Jalur Penerimaan Mandiri Dievaluasi
Kementerian Pendidikan Kebudayaan Riset dan Teknologi (Kemendikbud Ristek) akan mengevaluasi program seleksi penerimaan mahasiswa baru jalur mandiri di semua perguruan tinggi negeri di Indonesia.
Evaluasi dilakukan buntut kasus dugaan suap yang menjerat rektor Universitas Negeri Lampung (Unila) Prof Dr Karomani MSi. Ia ditetapkan menjadi tersangka oleh Komisi Pemberantasan Korupsi (KPK) dalam kasus suap penerimaan calon mahasiswa baru di lingkungan kampus tersebut.
"Langkah konkret kita akan evaluasi, apakah sistem penerimaan mahasiswa baru ini terutama yang mandiri (sudah sesuai). Tadi sudah disampaikan Pak Ghufron (wakil ketua KPK), sebenarnya mandiri ini tujuannya baik pak. Hanya itu tadi, ada celah-celah yang bisa dimanfaatkan," kata Inspektur Investigasi Inspektorat Kemendikbud, Lindung Saut Maruli Sirait, dalam konferensi pers di KPK, Minggu (21/8/2022).

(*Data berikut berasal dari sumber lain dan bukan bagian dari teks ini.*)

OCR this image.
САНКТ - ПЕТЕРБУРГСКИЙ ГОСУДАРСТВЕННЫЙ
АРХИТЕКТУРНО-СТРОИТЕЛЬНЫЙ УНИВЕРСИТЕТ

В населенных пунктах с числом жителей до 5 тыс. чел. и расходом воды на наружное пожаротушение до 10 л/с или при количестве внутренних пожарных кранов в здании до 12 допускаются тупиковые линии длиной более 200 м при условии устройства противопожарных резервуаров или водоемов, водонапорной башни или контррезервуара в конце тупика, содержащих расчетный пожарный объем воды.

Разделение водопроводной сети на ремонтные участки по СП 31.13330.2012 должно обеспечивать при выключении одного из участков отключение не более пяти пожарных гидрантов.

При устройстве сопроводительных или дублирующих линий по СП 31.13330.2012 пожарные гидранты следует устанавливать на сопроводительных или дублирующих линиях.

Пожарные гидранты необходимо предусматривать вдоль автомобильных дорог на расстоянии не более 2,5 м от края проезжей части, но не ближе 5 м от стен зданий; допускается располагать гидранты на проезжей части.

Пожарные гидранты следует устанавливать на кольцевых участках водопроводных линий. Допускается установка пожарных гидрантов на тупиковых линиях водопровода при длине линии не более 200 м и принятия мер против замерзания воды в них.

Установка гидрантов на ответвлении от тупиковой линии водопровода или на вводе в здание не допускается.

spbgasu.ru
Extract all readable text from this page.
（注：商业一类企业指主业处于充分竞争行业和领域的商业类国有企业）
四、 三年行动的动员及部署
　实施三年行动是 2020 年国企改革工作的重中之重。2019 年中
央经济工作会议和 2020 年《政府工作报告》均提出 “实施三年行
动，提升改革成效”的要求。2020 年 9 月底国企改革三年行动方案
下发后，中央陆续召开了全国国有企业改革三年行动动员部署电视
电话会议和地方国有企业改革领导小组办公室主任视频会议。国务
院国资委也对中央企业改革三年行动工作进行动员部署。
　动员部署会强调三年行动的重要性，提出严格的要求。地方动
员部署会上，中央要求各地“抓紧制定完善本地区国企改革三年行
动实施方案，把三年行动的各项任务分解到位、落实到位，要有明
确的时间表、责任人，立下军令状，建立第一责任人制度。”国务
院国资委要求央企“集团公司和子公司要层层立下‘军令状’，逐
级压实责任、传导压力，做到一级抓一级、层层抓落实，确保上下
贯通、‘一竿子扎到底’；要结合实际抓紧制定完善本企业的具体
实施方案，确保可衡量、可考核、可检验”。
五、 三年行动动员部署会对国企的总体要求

Lindung memberikan contoh celah yang terjadi dalam proses seleksi mahasiswa baru via jalur mandiri. Celah tersebut yakni interval antara waktu pelaksanaan ujian hingga pengumuman yang panjang. Interval panjang ini berpotensi digunakan untuk praktik transaksional.
"Interval ujian dengan pengumuman itu ada sangat panjang, itu memberikan peluang terjadinya transaksional. Mungkin akan dievaluasi. Contoh, ujian langsung keluar hasilnya, sehingga kemungkinan transaksional itu dapat dimonitor," kata Lindung.
Dia mengatakan evaluasi itu akan dilakukan sesegera mungkin, termasuk soal parameter dan standar yang digunakan dalam seleksi mandiri mahasiswa baru agar transparan.
"Ini akan dievaluasi yang sangat harus dilakukan segera. Kemudian, model penerimaan mandiri ini parameternya tadi dikatakan Pak Ghufron, apa parameternya apa pengukurannya sehingga orang bisa lihat. Di sini lah perlu transparansi dan akuntabilitasnya," kata Lindung.
"Apa parameternya sehingga orang dikatakan lulus, tidak lulus, atau cadangan. Dan itu harus segera diumumkan dengan segera sehingga tidak ada interval waktu yang jadi celah terjadinya transaksional," sambung dia.
Adapun terkait posisi Karomani sebagai rektor, hal itu juga akan diputuskan segera. Apakah nantinya Kemendikbud menunjuk pelaksana tugas atau lainnya.
"Terkait pimpinan Unila, bagaimana? Apakah status pimpinannya? Dengan adanya kasus ini mau tidak mau pimpinan di kementerian harus mengambil (keputusan). Karena tidak boleh ada kekosongan pimpinan. Mungkin akan diisi Plt, itu kebijakan pimpinan dan Mas Menteri nanti," ungkapnya.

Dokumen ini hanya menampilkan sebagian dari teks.